Detailed Introduction
CoTyle is an open-source image generation project from the Kolors team at Kuaishou that defines the “code-to-style” task: training a discrete style codebook so that each numeric code corresponds to a stable and reproducible visual style, and conditioning image generation models on these codes. The goal is to control global style consistency and diversity using a single numeric code without complex reference images or long prompts.
Main Features
- Trained discrete style codebook for explicit style representation and sampling.
- Conditioning of T2I diffusion models on style codes to achieve style-consistent outputs.

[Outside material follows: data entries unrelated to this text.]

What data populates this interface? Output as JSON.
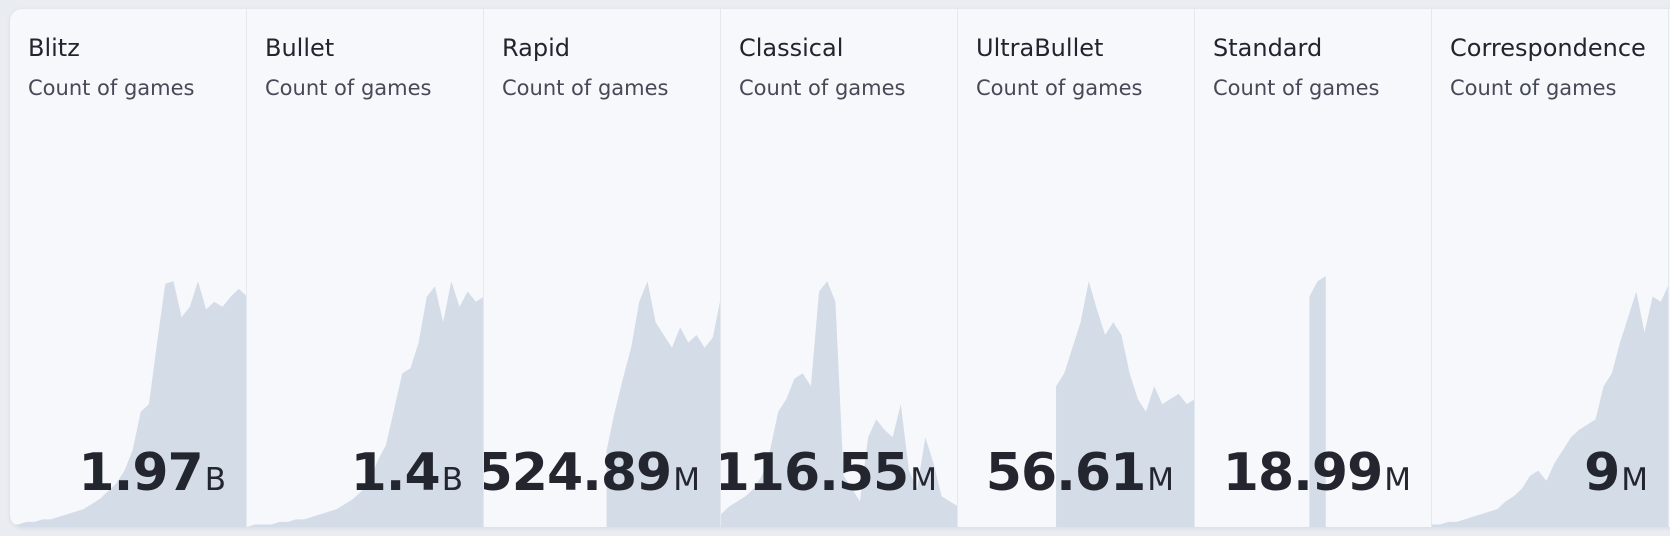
{
  "cards": [
    {
      "title": "Blitz",
      "subtitle": "Count of games",
      "value": 1.97,
      "unit": "B",
      "trend": [
        1,
        1,
        2,
        2,
        3,
        3,
        4,
        5,
        6,
        7,
        9,
        11,
        14,
        17,
        22,
        30,
        45,
        48,
        72,
        95,
        96,
        82,
        86,
        96,
        85,
        88,
        86,
        90,
        93,
        90
      ]
    },
    {
      "title": "Bullet",
      "subtitle": "Count of games",
      "value": 1.4,
      "unit": "B",
      "trend": [
        0,
        1,
        1,
        1,
        2,
        2,
        3,
        3,
        4,
        5,
        6,
        7,
        9,
        11,
        14,
        18,
        26,
        32,
        46,
        60,
        62,
        72,
        90,
        94,
        80,
        96,
        86,
        92,
        88,
        90
      ]
    },
    {
      "title": "Rapid",
      "subtitle": "Count of games",
      "value": 524.89,
      "unit": "M",
      "trend": [
        null,
        null,
        null,
        null,
        null,
        null,
        null,
        null,
        null,
        null,
        null,
        null,
        null,
        null,
        null,
        30,
        45,
        58,
        70,
        88,
        96,
        80,
        75,
        70,
        78,
        72,
        75,
        70,
        74,
        90
      ]
    },
    {
      "title": "Classical",
      "subtitle": "Count of games",
      "value": 116.55,
      "unit": "M",
      "trend": [
        5,
        8,
        10,
        12,
        15,
        20,
        30,
        45,
        50,
        58,
        60,
        55,
        92,
        96,
        88,
        20,
        15,
        10,
        35,
        42,
        38,
        35,
        48,
        22,
        15,
        35,
        25,
        12,
        10,
        8
      ]
    },
    {
      "title": "UltraBullet",
      "subtitle": "Count of games",
      "value": 56.61,
      "unit": "M",
      "trend": [
        null,
        null,
        null,
        null,
        null,
        null,
        null,
        null,
        null,
        null,
        null,
        null,
        55,
        60,
        70,
        80,
        96,
        85,
        75,
        80,
        75,
        60,
        50,
        45,
        55,
        48,
        50,
        52,
        48,
        50
      ]
    },
    {
      "title": "Standard",
      "subtitle": "Count of games",
      "value": 18.99,
      "unit": "M",
      "trend": [
        null,
        null,
        null,
        null,
        null,
        null,
        null,
        null,
        null,
        null,
        null,
        null,
        null,
        null,
        90,
        96,
        98,
        null,
        null,
        null,
        null,
        null,
        null,
        null,
        null,
        null,
        null,
        null,
        null,
        null
      ]
    },
    {
      "title": "Correspondence",
      "subtitle": "Count of games",
      "value": 9,
      "unit": "M",
      "trend": [
        1,
        1,
        2,
        2,
        3,
        4,
        5,
        6,
        7,
        10,
        12,
        15,
        20,
        22,
        18,
        25,
        30,
        35,
        38,
        40,
        42,
        55,
        60,
        72,
        82,
        92,
        76,
        90,
        88,
        95
      ]
    }
  ]
}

- Reference implementations for batch and single-sample inference, Gradio demo, and released weights for reproducibility and extension.
Use Cases
CoTyle is suitable for creative workflows requiring deterministic style control, such as generating large sets of assets in a unified visual style, quickly assembling stylistic illustration libraries for products, and research on style representation and generation consistency. It serves designers and researchers exploring style spaces and automated asset production.
Technical Features
The project combines a discrete style codebook with diffusion models: a style embedding is learned from image collections, an autoregressive model is trained to model style code distributions, and generated numeric codes guide the diffusion model for style-conditioned synthesis. Implementation relies on modern diffusion frameworks and training pipelines, with optional inference acceleration to trade off speed and quality.